His artwork has been exhibited in national and international group shows, including Trisha Brown Dance Company Benefit Art Sale at Paula Cooper Gallery (1990) and Abstraction in Process at Artists Space (1987).
Text by Roberta Smith, from the essay Abstraction in Process, which accompanied the exhibition at Artists Space, NYC, 1987:
LaRico fabricates abstract paintings with materials that hail primarily from the building trades; using wood for his rectilinear or eccentrically-shaped supports, he proceeds to “decorate” these shapes with paint, with additional shapes cut from wood or assembled from sundry two-by-fours, solid or hollow dowels or irregular scraps, as well as pieces of colorful linoleum and wallpaper.
The results strike one less as paintings than as strange intractable models for paintings. One gets the feeling that simply drawing or painting is not sufficiently physical for LaRico. He seems to want nearly every mark to be a real thing, with the coarseness of his materials demanding an equally scaled-up and energetic use of paint, and with much of the actual marking being done with pieces of wood, a drill or a routing tool. (Penny’s Stones is a good example of such mixed techniques.)
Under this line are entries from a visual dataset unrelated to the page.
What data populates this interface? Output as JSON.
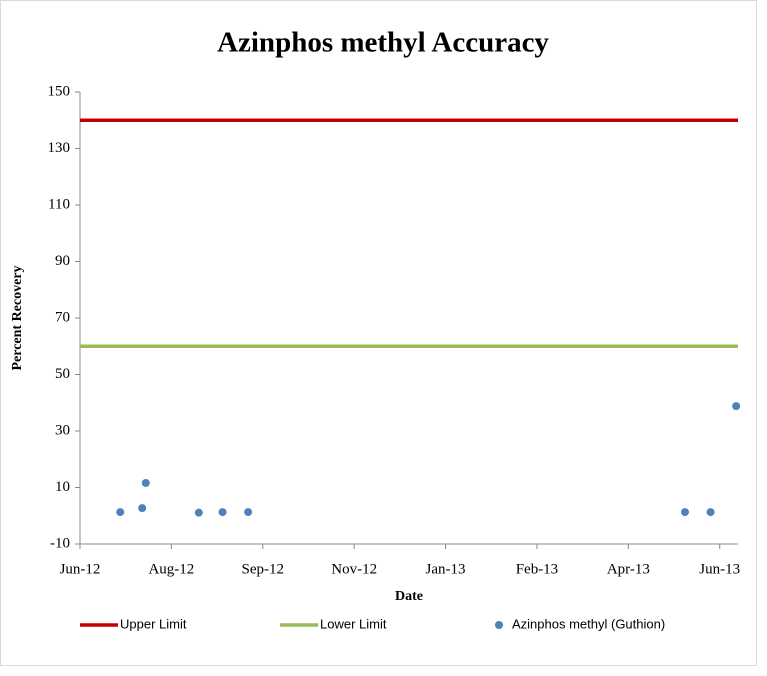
{
  "chart_data": {
    "type": "scatter",
    "title": "Azinphos methyl Accuracy",
    "x_label": "Date",
    "y_label": "Percent Recovery",
    "xlim": [
      41080,
      41440
    ],
    "xticks": [
      {
        "value": 41080,
        "label": "Jun-12"
      },
      {
        "value": 41130,
        "label": "Aug-12"
      },
      {
        "value": 41180,
        "label": "Sep-12"
      },
      {
        "value": 41230,
        "label": "Nov-12"
      },
      {
        "value": 41280,
        "label": "Jan-13"
      },
      {
        "value": 41330,
        "label": "Feb-13"
      },
      {
        "value": 41380,
        "label": "Apr-13"
      },
      {
        "value": 41430,
        "label": "Jun-13"
      }
    ],
    "ylim": [
      -10,
      150
    ],
    "yticks": [
      -10,
      10,
      30,
      50,
      70,
      90,
      110,
      130,
      150
    ],
    "grid": false,
    "legend": "bottom",
    "series": [
      {
        "name": "Upper Limit",
        "kind": "line",
        "color": "#c00000",
        "x": [
          41080,
          41440
        ],
        "values": [
          140,
          140
        ]
      },
      {
        "name": "Lower Limit",
        "kind": "line",
        "color": "#9bbb59",
        "x": [
          41080,
          41440
        ],
        "values": [
          60,
          60
        ]
      },
      {
        "name": "Azinphos methyl (Guthion)",
        "kind": "marker",
        "color": "#4f81bd",
        "x": [
          41102,
          41114,
          41116,
          41145,
          41158,
          41172,
          41411,
          41425,
          41439
        ],
        "values": [
          1.3,
          2.7,
          11.6,
          1.1,
          1.3,
          1.3,
          1.3,
          1.3,
          38.8
        ]
      }
    ]
  }
}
LaRico’s materials and his bluntly awkward, almost amateurish uses of them, give his work an aggressive banality and a grating dissonance. His constructions spurn standards of good taste, of fine art materials and balanced compositions. Yet they also demand to be seen in a largely immaterial, optical manner, leaving it up to the viewer to reconcile these differences.
Certain parts of LaRico’s reliefs announce themselves as excessively robust. Such is the case with the central ovoid shape in Pawnbroker which is shaped from a series of butting two-by-four beams. This element, the solar plexus of the relief, seems to exist as a kind of anchor for, and challenge to, the rest of the work; everything else must (and does) match its heavy-handed materiality with something different—a kind of high-spirited decorative energy brought on by bright colors and animated dotting. (Although this too is quite physical, being accomplished with little circles of linoleum and painted chips of wood. It’s just that these elements begin to look “normal” in relationship to the two-by-fours.) A similar strategy seems to be at work in Prova, where four flipper-like flanges balance a wood mid-section so heavy that boats and roof beams come to mind, and give the assembled whole a buoyant, fish-like leap.
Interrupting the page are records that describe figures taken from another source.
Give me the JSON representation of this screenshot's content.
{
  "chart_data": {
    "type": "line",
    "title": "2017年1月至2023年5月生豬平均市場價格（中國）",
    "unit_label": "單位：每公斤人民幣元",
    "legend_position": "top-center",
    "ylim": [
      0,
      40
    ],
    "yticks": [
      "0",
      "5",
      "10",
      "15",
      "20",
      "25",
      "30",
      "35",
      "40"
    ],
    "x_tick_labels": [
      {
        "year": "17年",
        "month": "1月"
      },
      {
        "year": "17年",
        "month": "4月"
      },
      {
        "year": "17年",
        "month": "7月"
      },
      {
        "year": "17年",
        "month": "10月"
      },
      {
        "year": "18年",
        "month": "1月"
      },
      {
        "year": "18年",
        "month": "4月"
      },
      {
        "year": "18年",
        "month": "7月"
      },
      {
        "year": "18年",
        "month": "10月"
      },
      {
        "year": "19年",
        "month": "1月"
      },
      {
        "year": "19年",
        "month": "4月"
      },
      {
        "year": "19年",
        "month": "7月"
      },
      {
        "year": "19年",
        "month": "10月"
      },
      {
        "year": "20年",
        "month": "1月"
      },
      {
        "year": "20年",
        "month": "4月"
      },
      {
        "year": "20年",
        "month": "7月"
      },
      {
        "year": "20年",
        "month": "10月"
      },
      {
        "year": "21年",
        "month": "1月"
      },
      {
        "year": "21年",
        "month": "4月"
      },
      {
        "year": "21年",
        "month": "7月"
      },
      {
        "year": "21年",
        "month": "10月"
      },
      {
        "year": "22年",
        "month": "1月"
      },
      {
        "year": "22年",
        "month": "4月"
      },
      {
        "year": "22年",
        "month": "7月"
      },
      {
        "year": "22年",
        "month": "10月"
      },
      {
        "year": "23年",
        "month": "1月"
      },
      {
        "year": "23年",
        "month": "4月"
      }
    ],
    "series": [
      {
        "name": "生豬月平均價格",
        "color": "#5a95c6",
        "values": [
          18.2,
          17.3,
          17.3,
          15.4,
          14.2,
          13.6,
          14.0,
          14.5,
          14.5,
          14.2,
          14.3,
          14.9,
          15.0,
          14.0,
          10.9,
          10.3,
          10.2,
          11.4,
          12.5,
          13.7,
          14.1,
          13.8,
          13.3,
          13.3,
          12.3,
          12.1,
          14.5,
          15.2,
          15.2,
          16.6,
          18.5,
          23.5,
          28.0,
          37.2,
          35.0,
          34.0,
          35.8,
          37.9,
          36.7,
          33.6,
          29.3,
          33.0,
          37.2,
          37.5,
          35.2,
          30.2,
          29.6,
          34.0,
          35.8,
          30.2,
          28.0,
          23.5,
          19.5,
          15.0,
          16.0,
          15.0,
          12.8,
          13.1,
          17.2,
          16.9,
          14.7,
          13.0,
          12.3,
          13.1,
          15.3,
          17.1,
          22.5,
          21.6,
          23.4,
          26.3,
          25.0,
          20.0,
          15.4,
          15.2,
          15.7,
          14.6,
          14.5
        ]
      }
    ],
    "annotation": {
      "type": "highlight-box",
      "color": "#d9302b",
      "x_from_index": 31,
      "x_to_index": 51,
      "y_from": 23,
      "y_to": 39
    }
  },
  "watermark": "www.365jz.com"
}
In a series of more recent works, LaRico has returned to a rectilinear format, presenting radically different treatments of the same biomorphic central shape. In Goa IV, for example, his use of paint and rich dark colors gives the work a softened, suffused feeling; the shifts in materials are nearly camouflaged. In Goa V, however, these shifts are exacerbated: nearly every element of the composition is physically and coloristically discrete, even estranged from the rest. The composition is dominated by a rather jarring configuration made of two-by-fours placed on edge, plus three smallish hemispheres made of garish green foam. Also present are pink dots made of painted wood, two protruding dowels and a couple of overlapping pieces of wallpaper. This piece exemplifies most clearly LaRico’s desire to nudge our conceptions of good taste via an abstraction that is corrupted by the vernacular of everyday materials; we seem to be looking at a model of a golf course.